After two years there, he moved to Paris, enrolled at the École des Beaux-Arts and took lessons from Henri Lehmann. Dissatisfied with what he was being taught, he moved on to Madrid, where he studied briefly at the Real Academia de Bellas Artes de San Fernando), then in 1883 to Rome, after receiving a fellowship from the government of A Coruña. Once there, he worked with his countryman, Francisco Pradilla and spent five years at the Accademia Chigi.

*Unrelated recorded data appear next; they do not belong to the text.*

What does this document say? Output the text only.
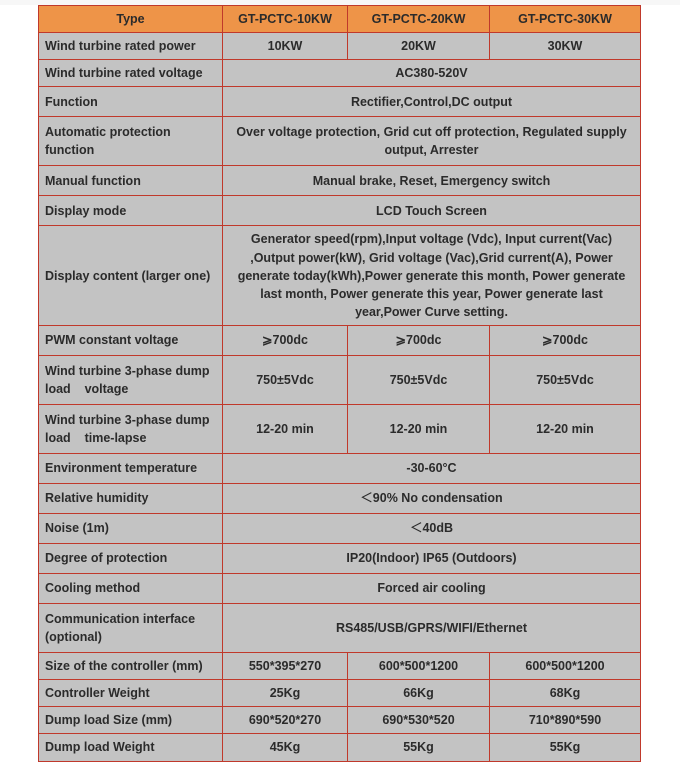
Type	GT-PCTC-10KW	GT-PCTC-20KW	GT-PCTC-30KW
Wind turbine rated power	10KW	20KW	30KW
Wind turbine rated voltage	AC380-520V		
Function	Rectifier,Control,DC output		
Automatic protection function	Over voltage protection, Grid cut off protection, Regulated supply output, Arrester		
Manual function	Manual brake, Reset, Emergency switch		
Display mode	LCD Touch Screen		
Display content (larger one)	Generator speed(rpm),Input voltage (Vdc), Input current(Vac) ,Output power(kW), Grid voltage (Vac),Grid current(A), Power generate today(kWh),Power generate this month, Power generate last month, Power generate this year, Power generate last year,Power Curve setting.		
PWM constant voltage	⩾700dc	⩾700dc	⩾700dc
Wind turbine 3-phase dump load    voltage	750±5Vdc	750±5Vdc	750±5Vdc
Wind turbine 3-phase dump load    time-lapse	12-20 min	12-20 min	12-20 min
Environment temperature	-30-60°C		
Relative humidity	＜90% No condensation		
Noise (1m)	＜40dB		
Degree of protection	IP20(Indoor) IP65 (Outdoors)		
Cooling method	Forced air cooling		
Communication interface (optional)	RS485/USB/GPRS/WIFI/Ethernet		
Size of the controller (mm)	550*395*270	600*500*1200	600*500*1200
Controller Weight	25Kg	66Kg	68Kg
Dump load Size (mm)	690*520*270	690*530*520	710*890*590
Dump load Weight	45Kg	55Kg	55Kg
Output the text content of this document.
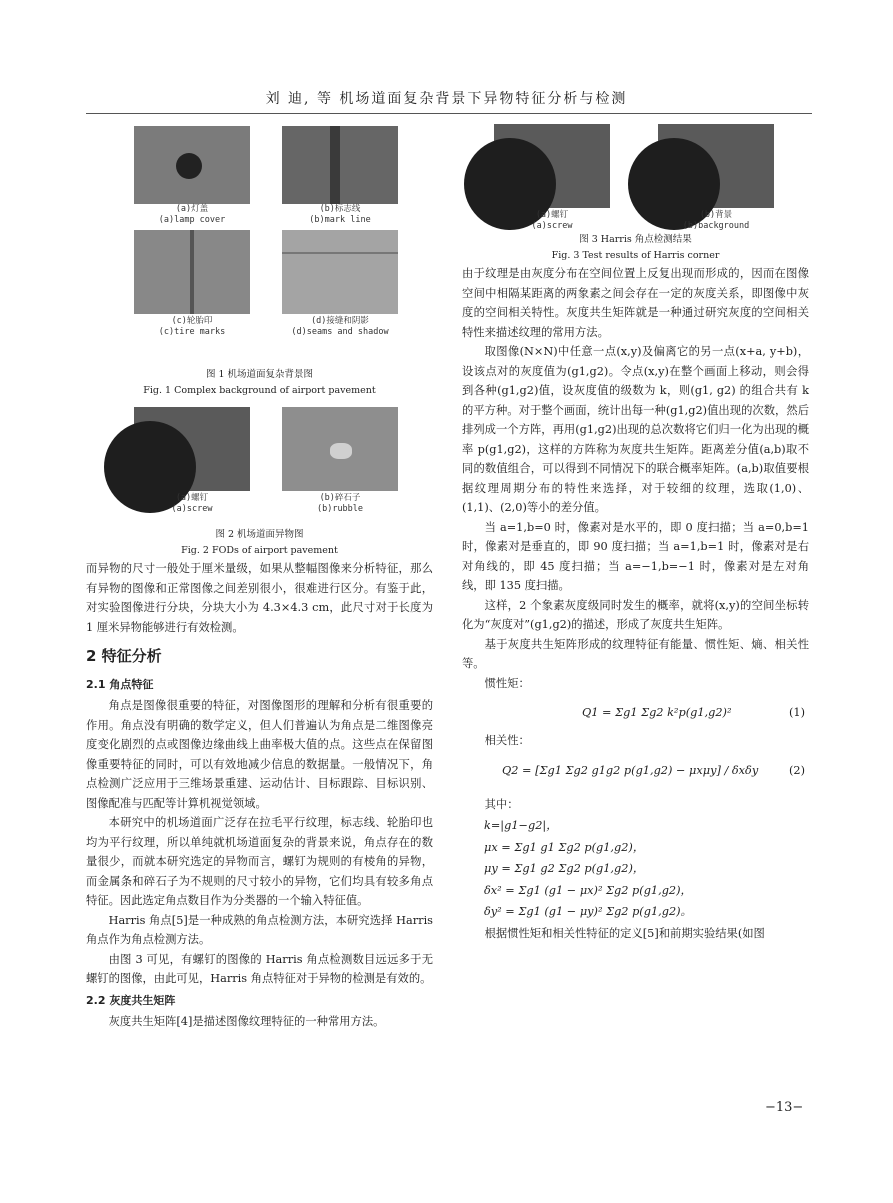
刘 迪, 等 机场道面复杂背景下异物特征分析与检测
(a)灯盖
(a)lamp cover
(b)标志线
(b)mark line
(c)轮胎印
(c)tire marks
(d)接缝和阴影
(d)seams and shadow
图 1 机场道面复杂背景图
Fig. 1 Complex background of airport pavement
(a)螺钉
(a)screw
(b)碎石子
(b)rubble
图 2 机场道面异物图
Fig. 2 FODs of airport pavement

而异物的尺寸一般处于厘米量级，如果从整幅图像来分析特征，那么有异物的图像和正常图像之间差别很小，很难进行区分。有鉴于此，对实验图像进行分块，分块大小为 4.3×4.3 cm，此尺寸对于长度为 1 厘米异物能够进行有效检测。

2 特征分析
2.1 角点特征

角点是图像很重要的特征，对图像图形的理解和分析有很重要的作用。角点没有明确的数学定义，但人们普遍认为角点是二维图像亮度变化剧烈的点或图像边缘曲线上曲率极大值的点。这些点在保留图像重要特征的同时，可以有效地减少信息的数据量。一般情况下，角点检测广泛应用于三维场景重建、运动估计、目标跟踪、目标识别、图像配准与匹配等计算机视觉领域。

本研究中的机场道面广泛存在拉毛平行纹理，标志线、轮胎印也均为平行纹理，所以单纯就机场道面复杂的背景来说，角点存在的数量很少，而就本研究选定的异物而言，螺钉为规则的有棱角的异物，而金属条和碎石子为不规则的尺寸较小的异物，它们均具有较多角点特征。因此选定角点数目作为分类器的一个输入特征值。

Harris 角点[5]是一种成熟的角点检测方法，本研究选择 Harris 角点作为角点检测方法。

由图 3 可见，有螺钉的图像的 Harris 角点检测数目远远多于无螺钉的图像，由此可见，Harris 角点特征对于异物的检测是有效的。

2.2 灰度共生矩阵

灰度共生矩阵[4]是描述图像纹理特征的一种常用方法。

(a)螺钉
(a)screw
(b)背景
(b)background
图 3 Harris 角点检测结果
Fig. 3 Test results of Harris corner

由于纹理是由灰度分布在空间位置上反复出现而形成的，因而在图像空间中相隔某距离的两象素之间会存在一定的灰度关系，即图像中灰度的空间相关特性。灰度共生矩阵就是一种通过研究灰度的空间相关特性来描述纹理的常用方法。

取图像(N×N)中任意一点(x,y)及偏离它的另一点(x+a, y+b)，设该点对的灰度值为(g1,g2)。令点(x,y)在整个画面上移动，则会得到各种(g1,g2)值，设灰度值的级数为 k，则(g1, g2) 的组合共有 k 的平方种。对于整个画面，统计出每一种(g1,g2)值出现的次数，然后排列成一个方阵，再用(g1,g2)出现的总次数将它们归一化为出现的概率 p(g1,g2)，这样的方阵称为灰度共生矩阵。距离差分值(a,b)取不同的数值组合，可以得到不同情况下的联合概率矩阵。(a,b)取值要根据纹理周期分布的特性来选择，对于较细的纹理，选取(1,0)、(1,1)、(2,0)等小的差分值。

当 a=1,b=0 时，像素对是水平的，即 0 度扫描；当 a=0,b=1 时，像素对是垂直的，即 90 度扫描；当 a=1,b=1 时，像素对是右对角线的，即 45 度扫描；当 a=−1,b=−1 时，像素对是左对角线，即 135 度扫描。

这样，2 个象素灰度级同时发生的概率，就将(x,y)的空间坐标转化为“灰度对”(g1,g2)的描述，形成了灰度共生矩阵。

基于灰度共生矩阵形成的纹理特征有能量、惯性矩、熵、相关性等。

惯性矩：

Q1 = Σg1 Σg2 k²p(g1,g2)²	(1)

相关性：

Q2 = [Σg1 Σg2 g1g2 p(g1,g2) − μxμy] / δxδy	(2)

其中：

k=|g1−g2|，
μx = Σg1 g1 Σg2 p(g1,g2)，
μy = Σg1 g2 Σg2 p(g1,g2)，
δx² = Σg1 (g1 − μx)² Σg2 p(g1,g2)，
δy² = Σg1 (g1 − μy)² Σg2 p(g1,g2)。

根据惯性矩和相关性特征的定义[5]和前期实验结果(如图

−13−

By 1890, he was exhibiting at the Salon and felt that his education was complete, so he accepted an invitation to teach at the Escola Nacional de Belas Artes (successor to the Imperial Academy) from its director, Rodolfo Bernardelli. He was able to become a naturalized citizen with little difficulty, and was appointed Professor of Figurative Drawing there, a position he held for the rest of his life, with a brief leave of absence to create some decorations for the Santiago de Compostela Cathedral.

Brocos died in Rio de Janeiro on 28 November 1936.